Roteiro

 

Na plataforma, aguardamos pelo próximo comboio regional da Linha da Beira Baixa.

Um trajeto ferroviário pode transformar-se numa narrativa fílmica e a paisagem exterior pode servir como cenário. A sucessão das localidades compõe um filme que se projeta na janela da nossa carruagem.

A viagem começa com moradias dispersas que cobrem a colina da cidade de Abrantes, situada a norte do Tejo. O cenário dá lugar à ondulação das margens brandas, forradas de um arvoredo variado, por vezes esparso, onde despontam eucaliptos novos, que substituem as gerações passadas. Sucede uma berma onde encontramos troncos de eucalipto empilhados, prontos a serem convertidos nas resmas de folhas que nos chegam às mãos. Uns metros adiante, desenha-se a silhueta de uma fábrica que os transforma. Confunde-se com um parque de diversões, com tubagens vestidas de cores contrastantes e chaminés fumegantes, cuspindo vapores de celulose.
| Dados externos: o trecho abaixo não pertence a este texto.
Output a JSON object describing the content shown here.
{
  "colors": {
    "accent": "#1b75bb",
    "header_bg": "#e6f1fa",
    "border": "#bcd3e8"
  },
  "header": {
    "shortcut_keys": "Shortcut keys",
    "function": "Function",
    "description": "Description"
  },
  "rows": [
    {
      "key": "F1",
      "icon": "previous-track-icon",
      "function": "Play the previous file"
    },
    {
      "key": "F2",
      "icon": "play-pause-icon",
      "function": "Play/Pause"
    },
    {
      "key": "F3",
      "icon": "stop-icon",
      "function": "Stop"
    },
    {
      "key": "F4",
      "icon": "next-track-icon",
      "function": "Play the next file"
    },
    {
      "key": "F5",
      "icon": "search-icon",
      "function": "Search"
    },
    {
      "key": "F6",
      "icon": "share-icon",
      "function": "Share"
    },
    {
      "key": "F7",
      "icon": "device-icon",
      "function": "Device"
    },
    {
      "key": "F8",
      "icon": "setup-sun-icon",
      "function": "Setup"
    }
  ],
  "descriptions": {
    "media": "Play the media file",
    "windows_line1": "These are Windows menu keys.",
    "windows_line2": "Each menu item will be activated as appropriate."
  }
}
Segundos depois, aproxima-se Constância. Dia e noite, a cidade assente sobre a margem íngreme observa o rio Zêzere a encontrar o Tejo. É nesta confluência de águas que, pela única vez, a linha ferroviária sobrevoa o rio Tejo, passando, depois, a acompanhá-lo pela margem direita.

Passados alguns minutos, figura uma ilhota granítica da qual emerge a silhueta maciça do Castelo de Almourol, construção militar que vigia o leito desde a Idade Média. Atravessamos Tancos, cujas casas estão dispostas frente ao rio. As localidades vão-se sucedendo na tela, junto à água, até que se desenham os primeiros casarios de Vila Nova da Barquinha, o destino desta viagem. "Corta" ou continuamos em direção à foz do rio Tejo?

Arterial

 

Transporte que nos permite dissecar um país rasgado por nervuras de ferro, o comboio faz-nos percorrer um território vasto, composto por tecidos de paisagens muito diversificadas. Devido à crescente oferta de outros meios de transporte, concebidos para percorrer largas distâncias, os caminhos de ferro têm vindo a ser esquecidos. E, no entanto, a função vital destas artérias férreas de fazer circular muitos passageiros e mercadorias de uma vez só, constitui uma opção definitivamente menos poluidora para o ambiente e menos impositiva na paisagem.

Optar pelo transporte ferroviário é votar para que se prolongue a integridade das paisagens. Basta observar como carris, estações ferroviárias e apeadeiros mantém um diálogo assertivo com a paisagem onde se inserem. Se atentarmos ao trajeto das linhas de ferro, verificamos que poderiam ter sido riscadas sobre a sinuosidade dos montes, dos vales e dos rios, enfatizando as costuras da sua geografia física.

Não fossem as questões ecológicas e paisagísticas motivo suficiente para nos fazer optar pelos fluxos ferroviários, também a vertente cénica deste modo de viajar poderá ser tida em conta.

Sobre o tempo histórico da paisagem, desenhamos as linhas da nossa perceção temporal. Se o percurso do espaço em função do tempo é constante, a capacidade de memorizar os acontecimentos fica ao critério dos nossos sentidos. Que imagens da travessia conseguimos reter?

Façamos do percurso o próprio destino.